KABUL – Hace siete años comenzamos un viaje en Afganistán, con la guerra que expulsó a los talibanes del poder. Mucho ha sido lo que se ha logrado desde entonces, para Afganistán y para el mundo.

En menos de 45 días en 2001, los afganos nos liberamos de la amenaza del terrorismo y los talibanes. En ese entonces, el pueblo de Afganistán tenía grandes esperanzas de que se le abriera de inmediato un brillante futuro. Algunas de esas esperanzas se vieron realizadas. Nuestros niños han vuelto a las escuelas. Cerca de un 85% de los afganos tienen hoy acceso a algún grado de atención de salud, en comparación con un 9% antes de 2001. La mortalidad infantil –entre las peores del mundo en 2001- bajó en un 25%. Tenemos democracia, prensa libre, logros económicos y mejor calidad de vida.

Sin embargo, lamentablemente todavía estamos luchando contra los talibanes y Al-Qaeda. ¿Qué es lo que no hemos hecho bien que nos sigue haciendo -y al resto del mundo- menos seguros?

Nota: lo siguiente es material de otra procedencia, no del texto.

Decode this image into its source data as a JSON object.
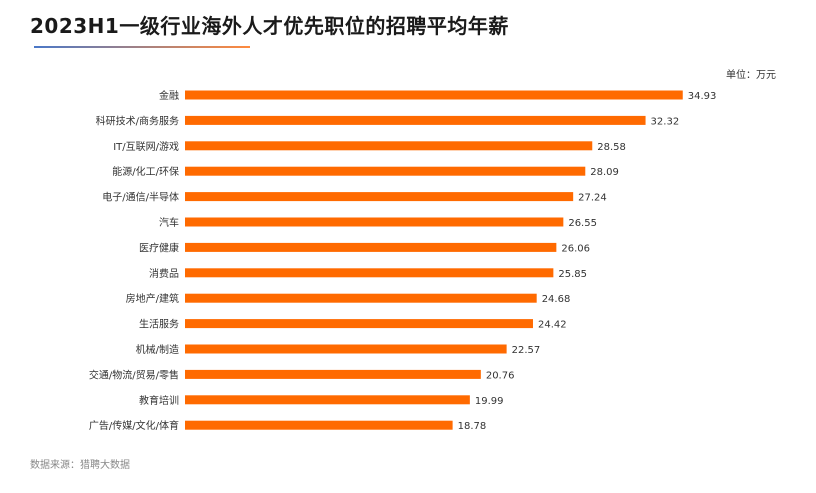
{
  "title": "2023H1一级行业海外人才优先职位的招聘平均年薪",
  "unit_label": "单位：万元",
  "source": "数据来源：猎聘大数据",
  "colors": {
    "bar": "#ff6a00",
    "underline_start": "#4a78c8",
    "underline_end": "#ff8a3d"
  },
  "chart_data": {
    "type": "bar",
    "orientation": "horizontal",
    "title": "2023H1一级行业海外人才优先职位的招聘平均年薪",
    "categories": [
      "金融",
      "科研技术/商务服务",
      "IT/互联网/游戏",
      "能源/化工/环保",
      "电子/通信/半导体",
      "汽车",
      "医疗健康",
      "消费品",
      "房地产/建筑",
      "生活服务",
      "机械/制造",
      "交通/物流/贸易/零售",
      "教育培训",
      "广告/传媒/文化/体育"
    ],
    "values": [
      34.93,
      32.32,
      28.58,
      28.09,
      27.24,
      26.55,
      26.06,
      25.85,
      24.68,
      24.42,
      22.57,
      20.76,
      19.99,
      18.78
    ],
    "xlim": [
      0,
      35
    ],
    "grid": false,
    "data_labels": true
  }
}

Tras la liberación de 2001, la comunidad internacional se concentró sólo en Afganistán como el lugar donde combatir el extremismo y el terrorismo, mientras que los afganos argumentamos que no era el lugar correcto para luchar. La guerra contra el terrorismo no se puede llevar a cabo en las aldeas afganas; en lugar de ello, se necesita un enfoque regional que se debe centrar en los bastiones de quienes entrenan, equipan y motivan a los extremistas y los envían a atacarnos.